Olimpiadi, cresce il fronte per la candidatura di Roma ai Giochi del 2036 o del 2040
Olimpiadi, cresce il fronte per la candidatura di Roma ai Giochi del 2036 o del 2040. Gualtieri, “Roma ha tutte le carte ma serve un modello Giubileo”- Roma, 3 luglio 2026 – (PPN ADI) – La candidatura di Roma ai Giochi olimpici del 2036 o del 2040 prende corpo. Nel corso del convegno “I grandi eventi sportivi: il modello Roma”, promosso da Roma Capitale in collaborazione con il Gruppo Il Sole 24 Ore, istituzioni e vertici dello sport italiano si sono espressi con crescente convinzione sull’ipotesi di una candidatura della Capitale.
“È evidente che Roma abbia tutte le carte per una candidatura forte, ma noi lavoriamo sempre con il massimo rigore e sobrietà. Innanzitutto c’è bisogno di un lavoro interistituzionale che faremo da qui in avanti. Con un modello Giubileo anche per le Olimpiadi”, ha dichiarato il sindaco Roberto Gualtieri, sottolineando la necessità di una collaborazione seria con le altre istituzioni.
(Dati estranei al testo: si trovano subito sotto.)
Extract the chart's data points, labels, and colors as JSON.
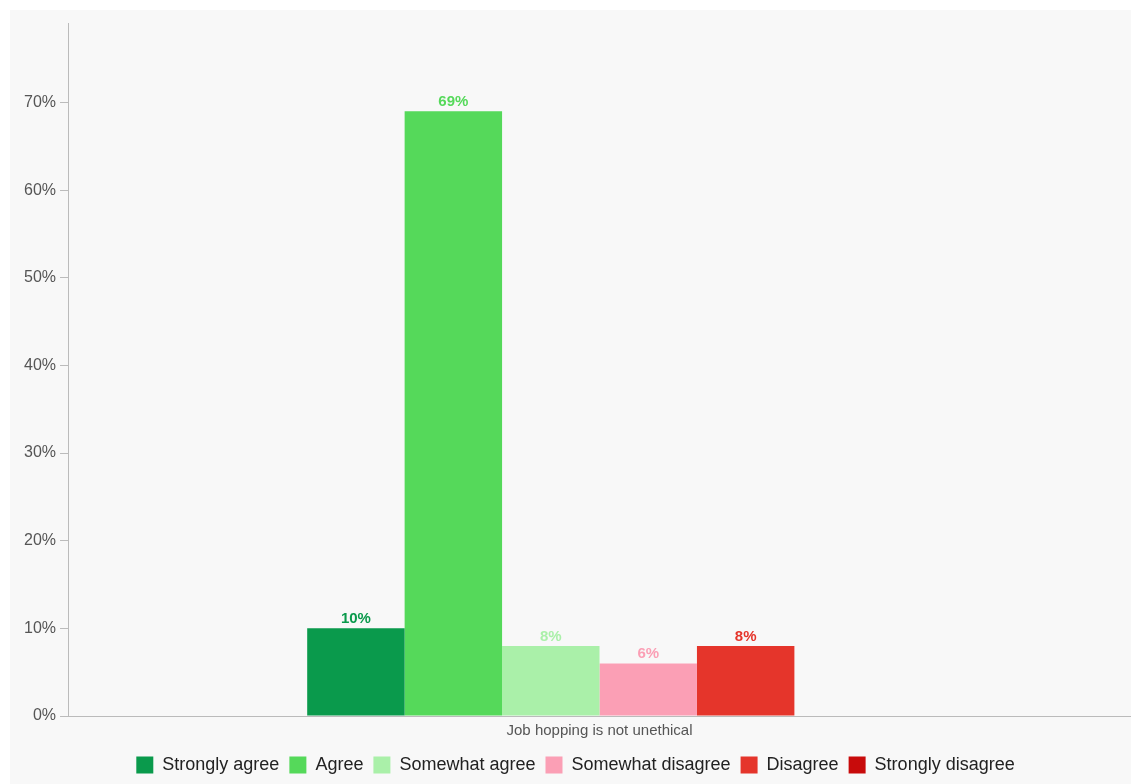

Il presidente di Sport e Salute, Marco Mezzaroma, si è detto fiducioso: “Credo che ci possano essere le condizioni per prendere in considerazione l’ipotesi di una candidatura di Roma per i Giochi perché questa, tra qualche anni, sarà dotata di impianti all’altezza dell’evento. Sarebbe assolutamente positivo avanzare una candidatura di Roma. Abbiamo dimostrato, come sistema Italia, che quando ci sono temi che vengono affrontati seriamente i risultati si portano a casa.”
Il presidente del Coni, Luciano Buonfiglio, ha però indicato le condizioni necessarie per non ripetere il fallimento della precedente candidatura: “Per non ripetere l’errore della mancata assegnazione a Roma è necessario che tutte le parti in causa siano d’accordo, a partire dal Governo, dalla città, dalla regione e da Sport e Salute, fino alla condivisione dei cittadini. Con questi elementi si può andare avanti, altrimenti diventa difficile. Serve una squadra compatta dall’inizio.”
L’assessore allo Sport di Roma, Alessandro Onorato, ha sottolineato come la sfida olimpica “possa essere concreta, e meno iperbolica di come la si voglia far pensare”, ricordando l’impatto economico e occupazionale dei grandi eventi sportivi sulla città e le eredità in termini di strutture e impianti che questi lasciano al territorio.